We may build a Chatbot - at some point in the future
But for now - this post will be about one of the approaches to building Chatbots that seems to be making noise across places like Hacker News - called “RAG”
RAG stands for Retrieval Augmented Generation
The LLM in its primordial state is like our long-term memory or impressions. It sort of has a vague recollection of facts, ideas and sentiments. But it has to be grounded with something more concrete - before a specific answer can be given.
RAG is about - helping the LLM remember better, while also helping it transform current or specific information into the framework of its answers.
RAG Flaws - Still too literal
I’ve heard from multiple quarters - with those having comparatively deeper knowledge on the topic that RAGs often underperform.
“Just tag your docs with keywords - don’t bother with RAG”
I’ve heard the above opinion expressed multiple times.
Consider the following case mentioned on an HN Thread.
There’s a textual records of various activities performed day to day by a bunch of people.
Now we are curious - “Guess the occupation of person X”
The augmentation happens purely based on the keywords present in this question.
Imagine now person X has been going to various chemistry conferences, etc but her occupation is not mentioned anywhere.

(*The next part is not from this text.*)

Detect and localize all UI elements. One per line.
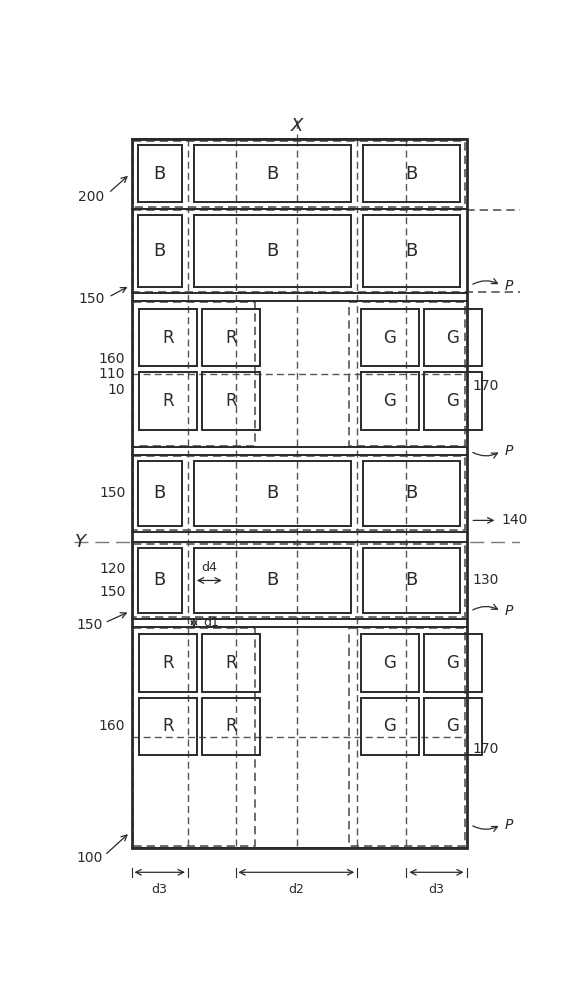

Pure RAG approaches most probably will fail here because they cannot connect “attends chemistry conference” to “occupation” - because the keywords are sort of different
What is the way around?
For things like above - we fall back to the old search and information retrieval mechanisms.
We build a semantic graph - putting related nodes together.
We do PageRank, or similar alternatives.
We essentially do search first.
The LLM layer is mostly good for “summarizing” the findings.
So - the role of something like RAG becomes much more limited, or sometimes even irrelevant.
Many AI apps may end up with Search followed by Summarization.